What’s the difference between knowledge graph memory and entity memory in practice?
How do structured memories enable actions beyond “chat”?
Review Questions
- Compare conversation buffer, conversation summary, and buffer window memory: what does each store, and how does each manage token limits?
- Why do structured memories (knowledge graph and entity memory) reduce hallucination risk compared with simply appending more text to the prompt?

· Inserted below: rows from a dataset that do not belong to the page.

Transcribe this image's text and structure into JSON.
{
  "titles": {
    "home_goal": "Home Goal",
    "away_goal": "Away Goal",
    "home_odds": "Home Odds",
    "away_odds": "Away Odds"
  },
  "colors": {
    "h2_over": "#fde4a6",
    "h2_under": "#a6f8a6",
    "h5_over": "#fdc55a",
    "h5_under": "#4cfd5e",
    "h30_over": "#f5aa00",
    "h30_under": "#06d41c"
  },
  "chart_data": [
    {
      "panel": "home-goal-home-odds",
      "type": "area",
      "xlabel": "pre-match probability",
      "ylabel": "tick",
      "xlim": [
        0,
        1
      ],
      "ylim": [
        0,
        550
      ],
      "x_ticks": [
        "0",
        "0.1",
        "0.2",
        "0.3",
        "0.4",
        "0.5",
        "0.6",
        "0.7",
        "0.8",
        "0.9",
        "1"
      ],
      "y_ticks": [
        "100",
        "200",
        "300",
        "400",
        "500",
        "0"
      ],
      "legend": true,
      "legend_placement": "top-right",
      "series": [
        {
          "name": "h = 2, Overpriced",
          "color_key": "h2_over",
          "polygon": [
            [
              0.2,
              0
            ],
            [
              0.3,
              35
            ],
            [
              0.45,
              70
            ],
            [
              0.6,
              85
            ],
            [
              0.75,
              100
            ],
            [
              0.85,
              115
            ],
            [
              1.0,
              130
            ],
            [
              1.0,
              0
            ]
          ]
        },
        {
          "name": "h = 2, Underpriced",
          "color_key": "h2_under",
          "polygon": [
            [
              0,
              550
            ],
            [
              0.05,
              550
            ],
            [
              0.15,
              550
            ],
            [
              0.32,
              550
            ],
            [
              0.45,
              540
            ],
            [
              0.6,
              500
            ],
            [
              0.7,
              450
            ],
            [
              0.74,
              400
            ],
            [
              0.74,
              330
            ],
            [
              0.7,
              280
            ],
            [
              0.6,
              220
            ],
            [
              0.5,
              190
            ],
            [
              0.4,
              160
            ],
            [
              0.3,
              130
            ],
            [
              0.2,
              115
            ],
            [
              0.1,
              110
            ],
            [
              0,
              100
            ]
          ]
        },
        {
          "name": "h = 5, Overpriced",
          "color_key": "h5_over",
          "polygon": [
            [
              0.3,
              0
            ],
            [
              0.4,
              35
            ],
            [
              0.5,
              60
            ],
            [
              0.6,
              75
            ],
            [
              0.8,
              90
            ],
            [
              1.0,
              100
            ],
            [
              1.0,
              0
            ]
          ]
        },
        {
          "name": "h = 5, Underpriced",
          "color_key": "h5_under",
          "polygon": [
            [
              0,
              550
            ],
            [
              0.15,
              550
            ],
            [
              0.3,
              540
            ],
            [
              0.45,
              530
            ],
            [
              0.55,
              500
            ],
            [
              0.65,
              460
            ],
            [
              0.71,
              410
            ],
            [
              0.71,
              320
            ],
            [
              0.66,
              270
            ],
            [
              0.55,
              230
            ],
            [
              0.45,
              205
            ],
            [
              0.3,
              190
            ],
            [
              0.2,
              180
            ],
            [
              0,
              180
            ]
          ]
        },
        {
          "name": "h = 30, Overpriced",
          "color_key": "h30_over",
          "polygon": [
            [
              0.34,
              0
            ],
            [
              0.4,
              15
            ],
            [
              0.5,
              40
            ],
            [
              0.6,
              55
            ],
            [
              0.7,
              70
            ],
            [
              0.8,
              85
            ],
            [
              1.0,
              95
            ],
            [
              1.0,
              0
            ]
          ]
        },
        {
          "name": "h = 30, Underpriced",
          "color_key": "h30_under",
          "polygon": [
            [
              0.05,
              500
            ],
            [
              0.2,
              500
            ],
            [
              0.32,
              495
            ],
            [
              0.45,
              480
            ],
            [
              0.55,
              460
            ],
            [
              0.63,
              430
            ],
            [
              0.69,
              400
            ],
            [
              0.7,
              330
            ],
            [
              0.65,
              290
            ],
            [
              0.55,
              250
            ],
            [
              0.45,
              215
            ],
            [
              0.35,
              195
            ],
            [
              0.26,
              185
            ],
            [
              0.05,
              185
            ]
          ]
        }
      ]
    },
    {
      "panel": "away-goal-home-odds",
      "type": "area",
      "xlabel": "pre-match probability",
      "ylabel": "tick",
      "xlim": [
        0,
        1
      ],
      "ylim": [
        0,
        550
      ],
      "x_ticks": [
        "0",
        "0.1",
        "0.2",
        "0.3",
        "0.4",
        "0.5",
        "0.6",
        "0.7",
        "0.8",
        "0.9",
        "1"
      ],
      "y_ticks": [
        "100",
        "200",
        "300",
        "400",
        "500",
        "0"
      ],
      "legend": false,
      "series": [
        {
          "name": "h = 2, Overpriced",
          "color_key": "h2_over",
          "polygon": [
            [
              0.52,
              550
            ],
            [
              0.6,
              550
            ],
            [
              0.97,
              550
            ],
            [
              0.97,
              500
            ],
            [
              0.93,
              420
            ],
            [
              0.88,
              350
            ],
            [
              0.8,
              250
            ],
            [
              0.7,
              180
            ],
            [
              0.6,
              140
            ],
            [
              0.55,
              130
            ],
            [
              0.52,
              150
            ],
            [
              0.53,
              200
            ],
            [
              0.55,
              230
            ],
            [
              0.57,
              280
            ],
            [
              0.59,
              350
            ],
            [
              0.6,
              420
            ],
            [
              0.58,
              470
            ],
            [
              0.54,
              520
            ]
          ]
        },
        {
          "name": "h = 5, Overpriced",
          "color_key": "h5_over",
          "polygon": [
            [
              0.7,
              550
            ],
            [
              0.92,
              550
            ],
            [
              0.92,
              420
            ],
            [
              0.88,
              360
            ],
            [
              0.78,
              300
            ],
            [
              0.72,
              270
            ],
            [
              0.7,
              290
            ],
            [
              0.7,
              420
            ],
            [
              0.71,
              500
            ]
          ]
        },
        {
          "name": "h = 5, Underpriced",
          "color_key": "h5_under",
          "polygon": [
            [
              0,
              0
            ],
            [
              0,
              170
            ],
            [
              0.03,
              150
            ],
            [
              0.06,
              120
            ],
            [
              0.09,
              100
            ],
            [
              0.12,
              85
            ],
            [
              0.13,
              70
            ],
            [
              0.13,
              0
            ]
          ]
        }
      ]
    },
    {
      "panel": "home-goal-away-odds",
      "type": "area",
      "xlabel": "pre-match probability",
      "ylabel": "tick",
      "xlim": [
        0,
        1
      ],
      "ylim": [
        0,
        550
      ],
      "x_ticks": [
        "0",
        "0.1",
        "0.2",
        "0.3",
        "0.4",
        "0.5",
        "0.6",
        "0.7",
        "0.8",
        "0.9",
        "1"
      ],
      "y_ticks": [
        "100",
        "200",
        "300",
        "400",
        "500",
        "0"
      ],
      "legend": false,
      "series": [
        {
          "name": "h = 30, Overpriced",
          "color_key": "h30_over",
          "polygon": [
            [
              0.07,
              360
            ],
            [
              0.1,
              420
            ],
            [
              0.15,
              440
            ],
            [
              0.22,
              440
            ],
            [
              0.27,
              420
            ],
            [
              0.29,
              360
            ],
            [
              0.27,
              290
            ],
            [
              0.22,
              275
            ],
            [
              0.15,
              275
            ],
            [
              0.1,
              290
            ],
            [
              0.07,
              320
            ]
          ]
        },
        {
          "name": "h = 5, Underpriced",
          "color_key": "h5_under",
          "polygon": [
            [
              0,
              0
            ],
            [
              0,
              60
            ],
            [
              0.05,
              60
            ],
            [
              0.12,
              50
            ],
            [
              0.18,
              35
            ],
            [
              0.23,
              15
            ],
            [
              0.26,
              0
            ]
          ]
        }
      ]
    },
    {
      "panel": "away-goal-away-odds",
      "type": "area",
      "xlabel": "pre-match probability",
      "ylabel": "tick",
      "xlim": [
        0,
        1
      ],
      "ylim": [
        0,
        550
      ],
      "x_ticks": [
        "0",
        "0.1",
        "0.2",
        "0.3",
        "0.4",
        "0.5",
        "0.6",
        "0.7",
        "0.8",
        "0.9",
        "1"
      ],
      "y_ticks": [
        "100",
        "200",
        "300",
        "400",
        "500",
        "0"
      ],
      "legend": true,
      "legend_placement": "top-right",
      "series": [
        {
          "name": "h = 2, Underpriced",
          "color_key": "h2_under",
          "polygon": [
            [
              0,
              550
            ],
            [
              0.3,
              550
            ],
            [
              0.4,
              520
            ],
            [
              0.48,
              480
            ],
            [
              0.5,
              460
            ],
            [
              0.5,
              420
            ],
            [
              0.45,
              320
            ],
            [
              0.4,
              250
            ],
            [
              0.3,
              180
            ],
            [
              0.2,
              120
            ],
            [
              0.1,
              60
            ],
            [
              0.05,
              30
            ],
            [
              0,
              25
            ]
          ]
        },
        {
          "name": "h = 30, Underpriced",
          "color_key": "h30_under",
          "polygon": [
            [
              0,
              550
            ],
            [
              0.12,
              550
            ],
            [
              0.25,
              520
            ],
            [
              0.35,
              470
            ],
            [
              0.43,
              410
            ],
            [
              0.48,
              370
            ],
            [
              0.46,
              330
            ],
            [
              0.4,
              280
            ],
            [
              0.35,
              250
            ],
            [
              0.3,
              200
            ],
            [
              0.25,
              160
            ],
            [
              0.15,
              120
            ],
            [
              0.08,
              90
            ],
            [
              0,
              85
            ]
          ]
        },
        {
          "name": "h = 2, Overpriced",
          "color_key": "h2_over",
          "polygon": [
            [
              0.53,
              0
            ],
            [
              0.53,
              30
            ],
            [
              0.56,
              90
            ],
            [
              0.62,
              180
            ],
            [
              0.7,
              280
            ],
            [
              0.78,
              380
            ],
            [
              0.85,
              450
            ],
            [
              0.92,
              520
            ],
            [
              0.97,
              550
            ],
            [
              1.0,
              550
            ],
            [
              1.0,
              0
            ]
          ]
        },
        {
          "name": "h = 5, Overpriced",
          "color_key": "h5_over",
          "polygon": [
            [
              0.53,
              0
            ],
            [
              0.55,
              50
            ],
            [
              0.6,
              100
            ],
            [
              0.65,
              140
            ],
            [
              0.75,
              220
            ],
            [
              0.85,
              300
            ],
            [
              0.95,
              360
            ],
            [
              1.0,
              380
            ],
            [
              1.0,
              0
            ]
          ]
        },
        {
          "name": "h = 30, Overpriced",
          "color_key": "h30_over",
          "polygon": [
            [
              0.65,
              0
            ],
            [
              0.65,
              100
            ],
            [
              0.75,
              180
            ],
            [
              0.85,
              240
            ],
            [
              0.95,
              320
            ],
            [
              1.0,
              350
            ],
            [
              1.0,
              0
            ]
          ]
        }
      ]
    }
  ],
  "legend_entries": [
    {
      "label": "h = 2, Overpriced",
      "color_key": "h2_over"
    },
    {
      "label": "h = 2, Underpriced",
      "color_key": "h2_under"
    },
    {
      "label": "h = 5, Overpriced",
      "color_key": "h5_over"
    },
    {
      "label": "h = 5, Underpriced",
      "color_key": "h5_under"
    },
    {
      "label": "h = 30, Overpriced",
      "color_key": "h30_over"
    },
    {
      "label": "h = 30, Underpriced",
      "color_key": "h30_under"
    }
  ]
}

- In a multi-turn support scenario, which memory strategy would you choose if the user might reference details from 30 turns ago—and why?
Key Points
- 1
Large language models don’t retain conversation state automatically; continuity requires re-inserting prior information into each prompt.
- 2
Conversation buffer memory preserves full verbatim history but quickly runs into context window limits (cited around 4,096 tokens).
- 3
Conversation summary memory compresses history into an evolving summary, reducing prompt size at the cost of extra summarization model calls.
- 4
Buffer window memory keeps only the most recent K turns, which can be cost-effective but may drop earlier details needed later.
- 5
A hybrid summary+buffer approach keeps recent turns verbatim while summarizing older context to balance coherence and token usage.
- 6
Knowledge graph memory extracts entities and relationships into a structured representation and feeds only relevant facts back into prompts to limit hallucinations.
- 7
Entity memory caches extracted attributes and people (like warranty number and a repair person) so later turns can reuse them reliably.